Aujourd'hui, nos projets communs sont devenus réalité.
Que de chemin parcouru ! La page des divisions est tournée. Nos destins
se rejoignent. Pensons au projet visionnaire de Kossuth, d'une fédération
des nationalités au cœur de l'Europe. Pensons à ce que prédisait Victor
Hugo, son contemporain, auquel le liaient tant d'affinités : " Un jour
viendra où (…) vous toutes nations du Continent, sans perdre vos qualités
distinctes et votre glorieuse individualité, vous vous fondrez étroitement
dans une unité supérieure et vous constituerez la fraternité européenne.
" Ce jour est venu. Quel courage et quelle détermination ont animé les
peuples d'Europe centrale, au premier chef le vôtre ! Permettez-moi de
saluer l'esprit de réforme qui a soulevé la Hongrie et aussi la volonté
sans faille de ses dirigeants, dans un parcours qui a été exceptionnel.
Depuis quinze ans, la Hongrie a relevé tous les défis auxquels elle était
confrontée. Elle a su se hisser à la hauteur des exigences de l'Union.
Et par leur oui massif lors du referendum d'adhésion, les Hongrois ont
manifesté leur soif et leur désir d'Europe !
Désormais à vingt-cinq le 1er mai prochain, nous devrons rassembler toutes
nos énergies pour poursuivre la grande aventure de l'Europe.
Aventure souvent délicate et émaillée de crises, dans laquelle nous pourrons
compter sur cet esprit de la Mitteleuropa, cet art de mêler les cultures,
les traditions, les religions, ce goût de la rencontre, de l'échange,
du consensus. La Hongrie sera l'un de ces médiateurs dont l'Europe a besoin
pour trouver les passerelles entre les intérêts nationaux, pour désamorcer
les méfiances, pour dépasser les clivages.
Avec l'élargissement, l'Europe est enfin elle-même. Ensemble, nous devons
être porteurs d'un projet pour l'Europe de demain. Un projet qui permette
à notre Union, dotée d'institutions rénovées, de mieux répondre aux attentes
de ses peuples et de s'affirmer davantage dans le monde.
* * *
Cette Europe nouvelle doit être une Europe en marche et
qui poursuit son intégration. La rénovation des institutions européennes
est ainsi indispensable si nous voulons que l'Union élargie fonctionne
de manière efficace, démocratique et harmonieuse. Réunis au sein de la
Convention sur l'avenir de l'Europe, les représentants des forces politiques
des pays de l'Union ont apporté une contribution majeure et ambitieuse
en présentant un projet de Constitution européenne. Permettez-moi de rendre
hommage à l'active participation du Parlement et du gouvernement hongrois
à cette grande entreprise.
Nous sommes maintenant à la croisée des chemins. Notre Europe a besoin
d'un nouveau projet politique. Adoptons la Constitution dès que possible
en 2004. Faisons toute confiance à la présidence irlandaise pour nous
présenter une juste évaluation de la situation au Conseil européen du
mois prochain et pour prendre les initiatives nécessaires si elle estime
que les conditions d'un succès sont réunies d'ici la fin juin.

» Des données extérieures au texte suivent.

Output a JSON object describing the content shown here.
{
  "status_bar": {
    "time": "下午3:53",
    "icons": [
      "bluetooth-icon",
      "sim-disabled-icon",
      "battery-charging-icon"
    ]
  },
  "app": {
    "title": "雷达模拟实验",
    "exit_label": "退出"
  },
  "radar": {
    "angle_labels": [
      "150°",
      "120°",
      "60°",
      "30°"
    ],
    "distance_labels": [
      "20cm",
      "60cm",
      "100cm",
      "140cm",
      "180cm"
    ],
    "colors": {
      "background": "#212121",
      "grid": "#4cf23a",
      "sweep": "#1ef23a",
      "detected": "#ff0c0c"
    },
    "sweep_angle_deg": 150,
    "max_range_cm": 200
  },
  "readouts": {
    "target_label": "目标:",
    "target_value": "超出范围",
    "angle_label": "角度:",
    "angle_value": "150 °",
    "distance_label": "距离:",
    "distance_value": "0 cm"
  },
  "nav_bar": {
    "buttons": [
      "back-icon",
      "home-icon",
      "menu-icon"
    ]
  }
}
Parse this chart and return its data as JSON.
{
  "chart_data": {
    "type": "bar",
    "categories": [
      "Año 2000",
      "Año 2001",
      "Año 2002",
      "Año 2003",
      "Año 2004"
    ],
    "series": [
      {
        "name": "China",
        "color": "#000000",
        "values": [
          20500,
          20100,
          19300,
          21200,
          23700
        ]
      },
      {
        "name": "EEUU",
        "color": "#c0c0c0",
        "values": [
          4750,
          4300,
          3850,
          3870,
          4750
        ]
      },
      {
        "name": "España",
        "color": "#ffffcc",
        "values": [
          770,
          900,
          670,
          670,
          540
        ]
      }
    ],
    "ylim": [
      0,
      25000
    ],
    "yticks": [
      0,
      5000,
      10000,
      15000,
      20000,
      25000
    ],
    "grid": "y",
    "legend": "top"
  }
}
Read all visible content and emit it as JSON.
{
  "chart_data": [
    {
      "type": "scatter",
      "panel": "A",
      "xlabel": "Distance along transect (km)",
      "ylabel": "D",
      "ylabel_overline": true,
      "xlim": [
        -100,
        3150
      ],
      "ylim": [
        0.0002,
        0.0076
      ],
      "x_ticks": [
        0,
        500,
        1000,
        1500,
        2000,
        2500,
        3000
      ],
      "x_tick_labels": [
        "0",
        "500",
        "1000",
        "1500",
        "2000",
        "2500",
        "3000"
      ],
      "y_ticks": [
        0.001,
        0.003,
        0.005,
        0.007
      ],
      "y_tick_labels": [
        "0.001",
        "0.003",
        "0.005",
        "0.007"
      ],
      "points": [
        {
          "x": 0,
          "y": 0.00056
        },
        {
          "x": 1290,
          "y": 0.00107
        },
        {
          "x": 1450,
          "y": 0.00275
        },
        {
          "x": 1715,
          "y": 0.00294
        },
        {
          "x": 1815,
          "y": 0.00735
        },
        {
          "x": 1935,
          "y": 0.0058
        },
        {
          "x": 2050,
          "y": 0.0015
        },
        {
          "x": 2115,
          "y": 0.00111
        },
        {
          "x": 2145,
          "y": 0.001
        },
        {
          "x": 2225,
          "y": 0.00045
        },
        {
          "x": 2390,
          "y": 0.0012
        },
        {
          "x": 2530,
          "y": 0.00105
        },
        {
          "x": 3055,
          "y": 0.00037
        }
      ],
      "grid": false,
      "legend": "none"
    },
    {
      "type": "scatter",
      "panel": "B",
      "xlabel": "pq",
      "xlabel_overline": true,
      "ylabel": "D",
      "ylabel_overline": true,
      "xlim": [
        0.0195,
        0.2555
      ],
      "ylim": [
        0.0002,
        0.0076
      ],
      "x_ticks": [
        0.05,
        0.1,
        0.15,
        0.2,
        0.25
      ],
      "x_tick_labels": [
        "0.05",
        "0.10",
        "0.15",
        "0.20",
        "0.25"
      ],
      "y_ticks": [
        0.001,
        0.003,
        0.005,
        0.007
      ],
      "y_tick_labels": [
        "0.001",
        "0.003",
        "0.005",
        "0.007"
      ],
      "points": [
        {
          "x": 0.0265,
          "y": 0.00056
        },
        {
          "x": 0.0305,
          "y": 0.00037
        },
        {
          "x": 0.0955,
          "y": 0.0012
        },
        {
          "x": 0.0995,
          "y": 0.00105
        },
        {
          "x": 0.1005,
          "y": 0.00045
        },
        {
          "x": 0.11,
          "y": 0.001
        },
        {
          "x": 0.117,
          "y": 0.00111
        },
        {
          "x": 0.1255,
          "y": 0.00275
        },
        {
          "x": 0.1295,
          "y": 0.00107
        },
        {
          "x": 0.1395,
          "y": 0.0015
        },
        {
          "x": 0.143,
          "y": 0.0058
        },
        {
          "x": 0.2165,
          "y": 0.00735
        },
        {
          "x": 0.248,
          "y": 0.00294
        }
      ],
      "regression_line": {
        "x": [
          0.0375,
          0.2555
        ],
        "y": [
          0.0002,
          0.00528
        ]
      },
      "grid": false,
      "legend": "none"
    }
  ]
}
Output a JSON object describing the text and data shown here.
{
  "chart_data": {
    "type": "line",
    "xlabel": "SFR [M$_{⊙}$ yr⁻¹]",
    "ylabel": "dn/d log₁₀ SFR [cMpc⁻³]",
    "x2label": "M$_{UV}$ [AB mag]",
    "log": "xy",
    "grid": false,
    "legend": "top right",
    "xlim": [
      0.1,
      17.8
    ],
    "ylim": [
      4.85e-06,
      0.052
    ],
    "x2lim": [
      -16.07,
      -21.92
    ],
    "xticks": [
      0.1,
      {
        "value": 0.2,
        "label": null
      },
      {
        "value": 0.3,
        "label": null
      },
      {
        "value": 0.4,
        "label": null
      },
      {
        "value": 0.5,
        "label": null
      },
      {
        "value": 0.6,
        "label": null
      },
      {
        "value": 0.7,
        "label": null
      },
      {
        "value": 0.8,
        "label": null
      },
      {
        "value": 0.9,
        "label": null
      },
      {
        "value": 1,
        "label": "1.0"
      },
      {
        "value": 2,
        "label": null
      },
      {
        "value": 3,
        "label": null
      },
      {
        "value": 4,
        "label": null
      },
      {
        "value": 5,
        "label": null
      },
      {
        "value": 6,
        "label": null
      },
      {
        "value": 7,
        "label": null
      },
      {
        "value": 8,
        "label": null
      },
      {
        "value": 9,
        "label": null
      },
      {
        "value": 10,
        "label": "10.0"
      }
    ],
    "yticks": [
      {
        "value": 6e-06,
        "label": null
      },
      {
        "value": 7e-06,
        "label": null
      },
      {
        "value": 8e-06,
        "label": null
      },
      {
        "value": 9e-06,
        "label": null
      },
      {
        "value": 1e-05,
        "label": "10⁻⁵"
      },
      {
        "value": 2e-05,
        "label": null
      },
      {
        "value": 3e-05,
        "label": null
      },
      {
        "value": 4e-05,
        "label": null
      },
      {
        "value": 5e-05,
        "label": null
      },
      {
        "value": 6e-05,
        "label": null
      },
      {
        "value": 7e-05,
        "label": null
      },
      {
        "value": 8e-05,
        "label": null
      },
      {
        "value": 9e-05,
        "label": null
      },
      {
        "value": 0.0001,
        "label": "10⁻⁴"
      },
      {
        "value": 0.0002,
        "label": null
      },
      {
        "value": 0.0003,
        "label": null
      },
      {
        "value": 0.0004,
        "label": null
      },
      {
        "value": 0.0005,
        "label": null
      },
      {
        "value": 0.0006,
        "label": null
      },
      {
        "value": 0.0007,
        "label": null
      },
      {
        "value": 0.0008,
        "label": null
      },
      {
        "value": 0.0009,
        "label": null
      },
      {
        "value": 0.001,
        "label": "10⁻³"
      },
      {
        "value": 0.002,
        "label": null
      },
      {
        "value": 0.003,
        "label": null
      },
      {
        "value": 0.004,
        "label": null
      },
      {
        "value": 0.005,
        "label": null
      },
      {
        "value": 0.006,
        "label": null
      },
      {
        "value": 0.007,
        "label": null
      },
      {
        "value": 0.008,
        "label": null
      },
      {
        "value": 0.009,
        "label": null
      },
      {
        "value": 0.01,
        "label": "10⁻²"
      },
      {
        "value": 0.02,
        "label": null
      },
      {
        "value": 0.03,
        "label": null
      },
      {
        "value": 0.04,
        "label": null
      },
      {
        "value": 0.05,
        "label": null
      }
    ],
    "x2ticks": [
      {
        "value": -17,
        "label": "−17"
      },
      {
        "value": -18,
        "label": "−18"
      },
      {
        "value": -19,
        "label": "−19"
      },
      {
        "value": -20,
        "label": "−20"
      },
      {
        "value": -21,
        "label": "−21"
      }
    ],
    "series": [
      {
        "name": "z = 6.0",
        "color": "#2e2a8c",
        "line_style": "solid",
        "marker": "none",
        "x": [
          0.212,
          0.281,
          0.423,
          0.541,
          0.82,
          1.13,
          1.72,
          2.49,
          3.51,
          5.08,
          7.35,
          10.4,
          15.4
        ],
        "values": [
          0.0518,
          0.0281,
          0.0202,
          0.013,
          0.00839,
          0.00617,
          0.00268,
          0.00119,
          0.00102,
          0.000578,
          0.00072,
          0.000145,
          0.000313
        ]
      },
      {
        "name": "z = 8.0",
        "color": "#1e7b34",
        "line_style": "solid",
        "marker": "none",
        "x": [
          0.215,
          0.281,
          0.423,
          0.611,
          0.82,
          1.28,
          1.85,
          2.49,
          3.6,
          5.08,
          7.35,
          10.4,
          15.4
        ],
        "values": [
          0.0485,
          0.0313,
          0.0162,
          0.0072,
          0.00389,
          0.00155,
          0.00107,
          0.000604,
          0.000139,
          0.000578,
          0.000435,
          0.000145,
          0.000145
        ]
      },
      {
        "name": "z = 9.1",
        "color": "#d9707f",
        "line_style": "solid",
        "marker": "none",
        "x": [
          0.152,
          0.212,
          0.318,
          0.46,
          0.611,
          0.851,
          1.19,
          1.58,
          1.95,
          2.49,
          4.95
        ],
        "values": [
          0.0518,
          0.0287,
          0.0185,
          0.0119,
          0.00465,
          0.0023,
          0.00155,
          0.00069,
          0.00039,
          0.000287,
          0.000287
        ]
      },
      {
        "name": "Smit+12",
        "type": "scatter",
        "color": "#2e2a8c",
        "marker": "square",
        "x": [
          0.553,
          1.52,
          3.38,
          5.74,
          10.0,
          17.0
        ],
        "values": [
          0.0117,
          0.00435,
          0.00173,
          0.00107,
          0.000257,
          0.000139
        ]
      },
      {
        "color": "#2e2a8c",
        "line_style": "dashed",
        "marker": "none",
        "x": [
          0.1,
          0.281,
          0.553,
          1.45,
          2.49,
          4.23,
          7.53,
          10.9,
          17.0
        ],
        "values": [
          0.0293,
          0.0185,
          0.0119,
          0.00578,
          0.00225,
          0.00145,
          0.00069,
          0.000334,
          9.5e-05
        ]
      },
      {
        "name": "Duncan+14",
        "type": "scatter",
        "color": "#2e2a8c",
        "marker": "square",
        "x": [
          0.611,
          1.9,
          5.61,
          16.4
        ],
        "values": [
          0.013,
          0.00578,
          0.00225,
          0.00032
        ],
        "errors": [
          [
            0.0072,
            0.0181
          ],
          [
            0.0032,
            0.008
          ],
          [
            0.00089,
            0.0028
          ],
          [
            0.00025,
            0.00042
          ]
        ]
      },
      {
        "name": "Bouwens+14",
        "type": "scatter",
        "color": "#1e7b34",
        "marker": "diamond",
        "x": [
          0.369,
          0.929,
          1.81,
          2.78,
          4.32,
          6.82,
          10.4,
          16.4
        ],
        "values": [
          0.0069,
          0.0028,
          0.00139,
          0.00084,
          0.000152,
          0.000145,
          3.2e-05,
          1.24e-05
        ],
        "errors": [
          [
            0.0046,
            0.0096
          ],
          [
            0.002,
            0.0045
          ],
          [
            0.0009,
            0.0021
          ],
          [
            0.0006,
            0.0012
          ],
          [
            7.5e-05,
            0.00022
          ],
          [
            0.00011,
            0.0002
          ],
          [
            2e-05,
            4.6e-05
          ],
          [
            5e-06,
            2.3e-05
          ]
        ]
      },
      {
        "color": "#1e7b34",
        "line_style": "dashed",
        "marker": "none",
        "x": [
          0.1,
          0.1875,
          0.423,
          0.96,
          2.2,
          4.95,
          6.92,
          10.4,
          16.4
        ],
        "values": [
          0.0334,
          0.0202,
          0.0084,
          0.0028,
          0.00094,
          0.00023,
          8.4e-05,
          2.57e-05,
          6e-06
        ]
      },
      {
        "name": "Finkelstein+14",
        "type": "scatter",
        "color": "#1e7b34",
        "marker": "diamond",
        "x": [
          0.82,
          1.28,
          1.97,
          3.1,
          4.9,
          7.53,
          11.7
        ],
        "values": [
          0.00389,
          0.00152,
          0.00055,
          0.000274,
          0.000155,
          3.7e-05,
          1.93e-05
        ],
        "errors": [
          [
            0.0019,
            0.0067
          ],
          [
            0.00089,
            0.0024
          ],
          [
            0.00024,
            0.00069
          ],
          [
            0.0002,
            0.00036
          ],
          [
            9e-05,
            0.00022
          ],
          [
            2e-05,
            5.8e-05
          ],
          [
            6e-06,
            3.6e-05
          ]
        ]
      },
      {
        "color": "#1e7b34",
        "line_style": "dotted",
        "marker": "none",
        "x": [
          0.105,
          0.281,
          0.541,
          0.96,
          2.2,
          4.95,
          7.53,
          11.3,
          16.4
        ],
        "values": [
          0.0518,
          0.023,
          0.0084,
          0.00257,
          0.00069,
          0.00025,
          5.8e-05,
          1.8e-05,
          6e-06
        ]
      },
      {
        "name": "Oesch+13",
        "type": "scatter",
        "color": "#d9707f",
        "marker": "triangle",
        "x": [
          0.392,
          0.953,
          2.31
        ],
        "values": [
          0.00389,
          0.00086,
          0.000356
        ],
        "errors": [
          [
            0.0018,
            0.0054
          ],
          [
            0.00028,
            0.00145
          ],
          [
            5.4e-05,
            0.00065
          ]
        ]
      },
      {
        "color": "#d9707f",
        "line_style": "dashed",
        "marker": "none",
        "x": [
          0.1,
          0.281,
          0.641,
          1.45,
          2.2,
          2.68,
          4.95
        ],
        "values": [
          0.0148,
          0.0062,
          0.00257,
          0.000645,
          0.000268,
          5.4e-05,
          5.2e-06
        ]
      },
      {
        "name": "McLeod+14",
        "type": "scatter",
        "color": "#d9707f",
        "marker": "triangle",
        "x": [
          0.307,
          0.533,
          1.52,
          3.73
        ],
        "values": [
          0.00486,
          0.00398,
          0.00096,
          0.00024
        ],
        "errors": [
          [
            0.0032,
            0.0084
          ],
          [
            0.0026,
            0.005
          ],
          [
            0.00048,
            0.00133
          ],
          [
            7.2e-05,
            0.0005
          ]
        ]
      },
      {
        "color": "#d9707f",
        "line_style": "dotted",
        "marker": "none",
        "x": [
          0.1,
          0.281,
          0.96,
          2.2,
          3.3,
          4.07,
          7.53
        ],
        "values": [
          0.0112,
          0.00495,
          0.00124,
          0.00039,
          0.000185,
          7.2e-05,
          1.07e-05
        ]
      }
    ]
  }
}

Naturellement, toutes les préoccupations doivent être prises en compte.
Je pense en particulier à cette question des minorités nationales qui
vous tient, à juste titre, à cœur. Nous avons, de par notre histoire,
de par nos traditions juridiques, des approches différentes. Mais nos
deux pays partagent le même souci que la protection des personnes appartenant
à des minorités, dans le respect des souverainetés nationales et des frontières,
soit consacrée comme l'une des valeurs fondamentales de l'Union. Et je
suis convaincu que l'accord trouvé sur ce point et qui nous réunit sera
confirmé et qu'il vous donnera satisfaction.
Tout en étant attentifs aux préoccupations des uns et des autres, ne remettons
pas en question les équilibres auxquels est parvenue la Convention. Permettons
au Conseil de prendre ses décisions plus facilement, selon un système
clair, démocratique et efficace, conformément à celui proposé par la Convention.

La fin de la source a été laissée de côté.